EDITORIAL 821
Mudança de rumo
A votação no círculo eleitoral de Viseu refletiu a tendência maioritária no País, com o PS a ficar em primeiro lugar, não obstante ter empatado com o PPD/PSD em número de deputados (4 para cada partido), na região que já foi conhecida pelo “Cavaquistão”. No conjunto dos 3 município de Lafões, o somatório dos votos também deu a vitória ao PS.
Segundo a generalidade dos analistas, terá sido o receio de uma vitória de Rui Rio com recurso a um acordo com a extrema-direita para um suporte parlamentar maioritário, já que o da Iniciativa Liberal seria previsivelmente insuficiente, que terá ditado uma significativa mobilização de eleitores para estabelecerem uma “linha vermelha” à presença e à normalização do Chega no poder. Repare-se que a abstenção foi menor do que em anos anteriores, apesar de estarmos a atravessar um período de pandemia com muitas restrições ainda em vigor.
O PS derrota o PPD/PSD, mas também os partidos à sua esquerda. Esta maioria absoluta diminui a pluralidade, vai retirar centralidade à Assembleia da República e quase tudo se vai concentrar num governo quase omnipotente. É provável que a Democracia se ressinta.
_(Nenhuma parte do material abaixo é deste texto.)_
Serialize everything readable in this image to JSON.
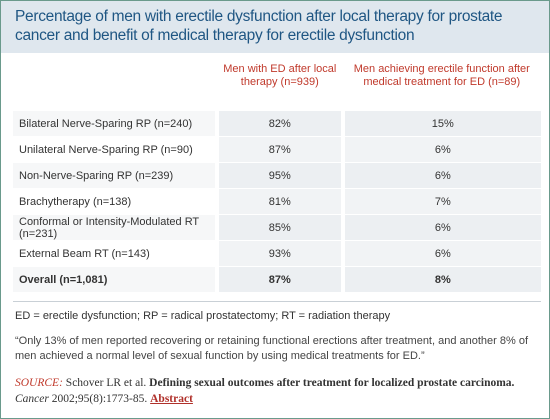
{
  "header": {
    "title": "Percentage of men with erectile dysfunction after local therapy for prostate cancer and benefit of medical therapy for erectile dysfunction"
  },
  "table": {
    "columns": [
      "Men with ED after local therapy (n=939)",
      "Men achieving erectile function after medical treatment for ED (n=89)"
    ],
    "rows": [
      [
        "Bilateral Nerve-Sparing RP (n=240)",
        "82%",
        "15%"
      ],
      [
        "Unilateral Nerve-Sparing RP (n=90)",
        "87%",
        "6%"
      ],
      [
        "Non-Nerve-Sparing RP (n=239)",
        "95%",
        "6%"
      ],
      [
        "Brachytherapy (n=138)",
        "81%",
        "7%"
      ],
      [
        "Conformal or Intensity-Modulated RT (n=231)",
        "85%",
        "6%"
      ],
      [
        "External Beam RT (n=143)",
        "93%",
        "6%"
      ],
      [
        "Overall (n=1,081)",
        "87%",
        "8%"
      ]
    ]
  },
  "notes": {
    "abbreviations": "ED = erectile dysfunction; RP = radical prostatectomy; RT = radiation therapy",
    "quote": "“Only 13% of men reported recovering or retaining functional erections after treatment, and another 8% of men achieved a normal level of sexual function by using medical treatments for ED.”"
  },
  "source": {
    "label": "SOURCE:",
    "authors": "Schover LR et al.",
    "title": "Defining sexual outcomes after treatment for localized prostate carcinoma.",
    "journal": "Cancer",
    "citation": "2002;95(8):1773-85.",
    "link": "Abstract"
  }
}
No que respeita às hecatombes eleitorais do Bloco e PCP-PEV, a explicação não se deve ficar pelo chumbo no Orçamento do Estado (OE) ou na bipolarização que, diga-se em abono da verdade, foi claramente exagerada pelas sondagens. De facto, como os resultados demonstraram, não havia qualquer problema de governabilidade em perspetiva.
Porém, procurar explicar que o voto contra o OE, só por si, terá determinado esses maus resultados é muito limitado. Não tem sido muito falado na imprensa, mas o facto é que o PAN, que viabilizou o OE e fez alarde disso, também foi profundamente penalizado e acabou reduzido a uma deputada.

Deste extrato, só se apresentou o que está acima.